The plan would be paid for with a first-of-its-kind new levy on D.C. employers, akin to a state unemployment insurance pool.

Every D.C. employer would be required to pay into the fund on a sliding scale. Law firms, lobbying groups and others with the District's highest-paid workers would pay the equivalent of 1 percent of the salaries of employees who earn above $150,000, or about $1,500 annually per worker.

On the low end, employers of minimum wage workers, who now earn $10.50 per hour, would have to contribute 0.6 percent of each worker's pay, or about $131 per employee per year.

"It's a very cost-effective program, it doesn't require a lot of money to provide a whole lot of benefit," said Jeffrey Hayes, study director for the Institute for Women's Policy Research, the D.C. nonprofit that the District hired with its $96,000 Labor Department grant to model the plan.

Hayes used a series of sophisticated simulations to help determine how the District could afford to offer paid family leave for nearly all workers - full-time and part-time, and especially low-income workers.

Silverman and council member David Grosso, independent, who pushed the measure for months behind the scenes, recently attended a symposium led by the Labor Department where the District's efforts were lauded for helping to "push the needle" on family leave law.

At the symposium, Perez announced the Obama administration would triple its grants for similar work, to a total of $2 million. It is behind efforts in 12 states and local governments nationwide to spur family leave laws.

Grosso last month took the plan before dozens of members of the local Chamber of Commerce and argued that it would make D.C. employers more competitive regionally because it would create loyalty to the District, compared with Maryland and Virginia, which have no statewide paid-family-leave programs.
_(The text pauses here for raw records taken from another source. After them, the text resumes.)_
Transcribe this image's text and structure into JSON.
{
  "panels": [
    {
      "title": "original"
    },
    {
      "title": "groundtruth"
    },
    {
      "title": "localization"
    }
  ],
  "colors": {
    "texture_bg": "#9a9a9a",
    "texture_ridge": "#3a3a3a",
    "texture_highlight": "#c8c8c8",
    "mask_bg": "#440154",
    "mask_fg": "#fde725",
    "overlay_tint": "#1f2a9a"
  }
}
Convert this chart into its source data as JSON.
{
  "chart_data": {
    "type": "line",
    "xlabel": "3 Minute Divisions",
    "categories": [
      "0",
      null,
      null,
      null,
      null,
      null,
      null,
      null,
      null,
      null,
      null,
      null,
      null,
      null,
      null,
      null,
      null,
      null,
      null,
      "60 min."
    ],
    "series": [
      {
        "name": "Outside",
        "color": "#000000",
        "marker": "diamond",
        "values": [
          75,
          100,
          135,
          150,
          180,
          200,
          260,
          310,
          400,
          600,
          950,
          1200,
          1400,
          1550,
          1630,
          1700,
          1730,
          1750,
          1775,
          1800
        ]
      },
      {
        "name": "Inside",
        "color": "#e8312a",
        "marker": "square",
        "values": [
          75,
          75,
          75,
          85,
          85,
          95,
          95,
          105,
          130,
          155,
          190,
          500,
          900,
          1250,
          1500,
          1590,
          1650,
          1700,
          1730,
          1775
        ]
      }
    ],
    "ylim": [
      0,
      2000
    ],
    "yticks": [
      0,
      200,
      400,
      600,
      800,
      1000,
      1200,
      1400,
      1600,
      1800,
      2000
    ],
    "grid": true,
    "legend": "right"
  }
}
A handful of businesses have signed on in support, while others have said the plan would create burdens on companies to find temporary help if the paid leave entices more employees to utilize family leave already allowed under federal law.

But Grosso's pitch to colleagues has primarily been focused on the bill as a partial solution to growing wage disparities. He has argued that family leave should not become the domain of the wealthy.
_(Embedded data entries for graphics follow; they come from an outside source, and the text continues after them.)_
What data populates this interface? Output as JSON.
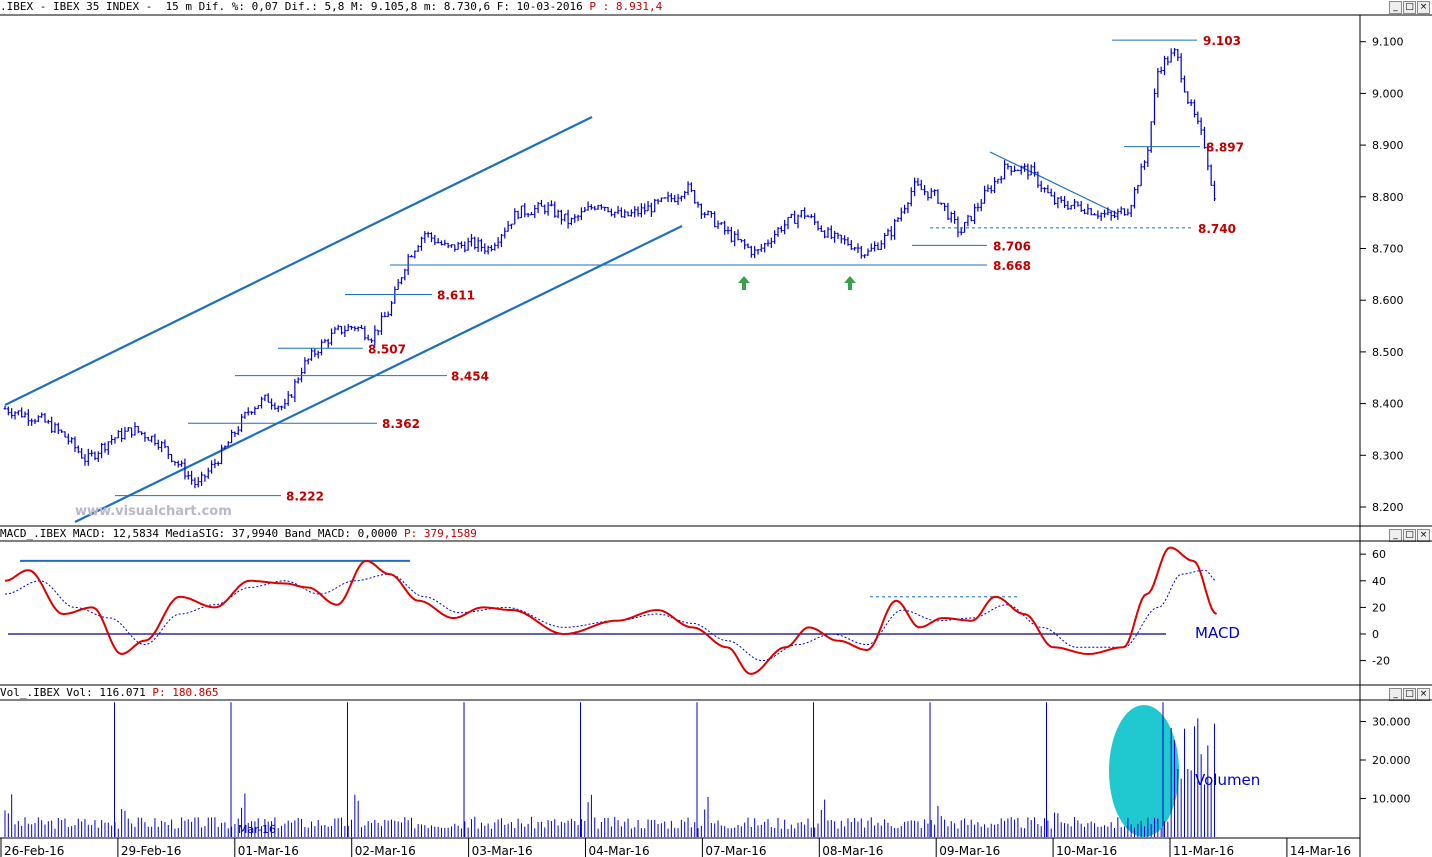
{
  "panels": {
    "price": {
      "header": {
        "prefix": ".IBEX - IBEX 35 INDEX -  15 m Dif. %: 0,07 Dif.: 5,8 M: 9.105,8 m: 8.730,6 F: 10-03-2016 ",
        "p_label": "P : 8.931,4"
      },
      "watermark": "www.visualchart.com"
    },
    "macd": {
      "header": {
        "prefix": "MACD_.IBEX MACD: 12,5834 MediaSIG: 37,9940 Band_MACD: 0,0000 ",
        "p_label": "P: 379,1589"
      },
      "label": "MACD"
    },
    "volume": {
      "header": {
        "prefix": "Vol_.IBEX Vol: 116.071 ",
        "p_label": "P: 180.865"
      },
      "label": "Volumen",
      "mid_label": "Mar-16"
    }
  },
  "window_buttons": [
    "_",
    "□",
    "×"
  ],
  "colors": {
    "price_bars": "#0000cc",
    "trendline": "#1f6fbf",
    "level_label": "#c00000",
    "macd_line": "#dd0000",
    "signal_line": "#0000cc",
    "volume_bars": "#0000cc",
    "highlight": "#20c8d0",
    "arrow": "#3aa04a"
  },
  "chart_data": [
    {
      "type": "candlestick",
      "title": "IBEX 35 INDEX 15 m",
      "x_labels": [
        "26-Feb-16",
        "29-Feb-16",
        "01-Mar-16",
        "02-Mar-16",
        "03-Mar-16",
        "04-Mar-16",
        "07-Mar-16",
        "08-Mar-16",
        "09-Mar-16",
        "10-Mar-16",
        "11-Mar-16",
        "14-Mar-16"
      ],
      "y_ticks": [
        "8.200",
        "8.300",
        "8.400",
        "8.500",
        "8.600",
        "8.700",
        "8.800",
        "8.900",
        "9.000",
        "9.100"
      ],
      "ylim": [
        8150,
        9150
      ],
      "levels": [
        {
          "value": 9103,
          "label": "9.103"
        },
        {
          "value": 8897,
          "label": "8.897"
        },
        {
          "value": 8740,
          "label": "8.740",
          "style": "dashed"
        },
        {
          "value": 8706,
          "label": "8.706"
        },
        {
          "value": 8668,
          "label": "8.668"
        },
        {
          "value": 8611,
          "label": "8.611"
        },
        {
          "value": 8507,
          "label": "8.507"
        },
        {
          "value": 8454,
          "label": "8.454"
        },
        {
          "value": 8362,
          "label": "8.362"
        },
        {
          "value": 8222,
          "label": "8.222"
        }
      ],
      "series": [
        {
          "name": "close",
          "points": [
            [
              0,
              8390
            ],
            [
              0.3,
              8370
            ],
            [
              0.5,
              8340
            ],
            [
              0.7,
              8290
            ],
            [
              0.9,
              8330
            ],
            [
              1.1,
              8350
            ],
            [
              1.3,
              8330
            ],
            [
              1.5,
              8280
            ],
            [
              1.65,
              8240
            ],
            [
              1.85,
              8300
            ],
            [
              2.1,
              8390
            ],
            [
              2.25,
              8410
            ],
            [
              2.4,
              8390
            ],
            [
              2.55,
              8470
            ],
            [
              2.7,
              8510
            ],
            [
              2.85,
              8540
            ],
            [
              3.0,
              8550
            ],
            [
              3.15,
              8530
            ],
            [
              3.3,
              8580
            ],
            [
              3.45,
              8680
            ],
            [
              3.6,
              8730
            ],
            [
              3.8,
              8700
            ],
            [
              4.0,
              8710
            ],
            [
              4.15,
              8700
            ],
            [
              4.4,
              8770
            ],
            [
              4.65,
              8780
            ],
            [
              4.85,
              8750
            ],
            [
              5.1,
              8790
            ],
            [
              5.3,
              8760
            ],
            [
              5.55,
              8780
            ],
            [
              5.75,
              8800
            ],
            [
              5.85,
              8820
            ],
            [
              6.0,
              8770
            ],
            [
              6.25,
              8720
            ],
            [
              6.45,
              8690
            ],
            [
              6.65,
              8740
            ],
            [
              6.85,
              8770
            ],
            [
              7.1,
              8720
            ],
            [
              7.25,
              8710
            ],
            [
              7.4,
              8690
            ],
            [
              7.6,
              8730
            ],
            [
              7.8,
              8820
            ],
            [
              8.0,
              8800
            ],
            [
              8.2,
              8730
            ],
            [
              8.4,
              8800
            ],
            [
              8.6,
              8860
            ],
            [
              8.8,
              8850
            ],
            [
              9.0,
              8790
            ],
            [
              9.25,
              8780
            ],
            [
              9.5,
              8760
            ],
            [
              9.65,
              8780
            ],
            [
              9.8,
              8880
            ],
            [
              9.9,
              9050
            ],
            [
              10.05,
              9080
            ],
            [
              10.15,
              8990
            ],
            [
              10.3,
              8900
            ],
            [
              10.4,
              8770
            ]
          ]
        }
      ]
    },
    {
      "type": "line",
      "title": "MACD",
      "y_ticks": [
        "60",
        "40",
        "20",
        "0",
        "-20"
      ],
      "ylim": [
        -40,
        70
      ],
      "series": [
        {
          "name": "MACD",
          "points": [
            [
              0,
              40
            ],
            [
              0.2,
              48
            ],
            [
              0.5,
              15
            ],
            [
              0.75,
              20
            ],
            [
              1.0,
              -15
            ],
            [
              1.2,
              -5
            ],
            [
              1.5,
              28
            ],
            [
              1.8,
              20
            ],
            [
              2.1,
              40
            ],
            [
              2.4,
              38
            ],
            [
              2.6,
              35
            ],
            [
              2.85,
              22
            ],
            [
              3.1,
              55
            ],
            [
              3.3,
              45
            ],
            [
              3.55,
              25
            ],
            [
              3.85,
              12
            ],
            [
              4.1,
              20
            ],
            [
              4.35,
              18
            ],
            [
              4.8,
              0
            ],
            [
              5.25,
              10
            ],
            [
              5.6,
              18
            ],
            [
              5.9,
              5
            ],
            [
              6.2,
              -10
            ],
            [
              6.4,
              -30
            ],
            [
              6.7,
              -10
            ],
            [
              6.9,
              5
            ],
            [
              7.15,
              -5
            ],
            [
              7.4,
              -12
            ],
            [
              7.65,
              25
            ],
            [
              7.85,
              5
            ],
            [
              8.05,
              12
            ],
            [
              8.3,
              10
            ],
            [
              8.5,
              28
            ],
            [
              8.75,
              15
            ],
            [
              9.0,
              -10
            ],
            [
              9.3,
              -15
            ],
            [
              9.6,
              -10
            ],
            [
              9.8,
              30
            ],
            [
              10.0,
              65
            ],
            [
              10.2,
              55
            ],
            [
              10.4,
              15
            ]
          ]
        },
        {
          "name": "MediaSIG",
          "points": [
            [
              0,
              30
            ],
            [
              0.3,
              40
            ],
            [
              0.6,
              20
            ],
            [
              0.9,
              12
            ],
            [
              1.2,
              -8
            ],
            [
              1.5,
              15
            ],
            [
              1.8,
              22
            ],
            [
              2.1,
              35
            ],
            [
              2.4,
              40
            ],
            [
              2.7,
              30
            ],
            [
              3.0,
              40
            ],
            [
              3.3,
              45
            ],
            [
              3.6,
              28
            ],
            [
              3.9,
              16
            ],
            [
              4.3,
              20
            ],
            [
              4.8,
              5
            ],
            [
              5.25,
              10
            ],
            [
              5.6,
              15
            ],
            [
              5.9,
              8
            ],
            [
              6.2,
              -5
            ],
            [
              6.5,
              -20
            ],
            [
              6.8,
              -8
            ],
            [
              7.1,
              0
            ],
            [
              7.4,
              -8
            ],
            [
              7.7,
              18
            ],
            [
              8.0,
              10
            ],
            [
              8.3,
              12
            ],
            [
              8.6,
              22
            ],
            [
              8.9,
              5
            ],
            [
              9.2,
              -10
            ],
            [
              9.6,
              -10
            ],
            [
              9.9,
              20
            ],
            [
              10.1,
              45
            ],
            [
              10.3,
              48
            ],
            [
              10.4,
              40
            ]
          ]
        }
      ],
      "hlines": [
        0,
        55,
        28
      ]
    },
    {
      "type": "bar",
      "title": "Vol",
      "y_ticks": [
        "10.000",
        "20.000",
        "30.000"
      ],
      "ylim": [
        0,
        35000
      ],
      "session_spikes": [
        35000,
        35000,
        35000,
        35000,
        35000,
        35000,
        35000,
        35000,
        35000,
        35000
      ],
      "series": [
        {
          "name": "Vol",
          "typical": 3500
        }
      ]
    }
  ]
}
"The fact of the matter is, if you're making less than $1,000 a week, you can't make ends meet on a fraction of your pay. You can't afford to take that leave," said Grosso, chairman of the council's education committee.

He pointed to research that men who care for their children as infants are more likely to be a bigger part of their kids' lives later on.

"In this country, we really don't reward strong families the way we should," Grosso said. Like most other council sponsors of the bill, he does not have any children but said he and his mother had to stagger shifts years ago to care for a terminally ill grandmother.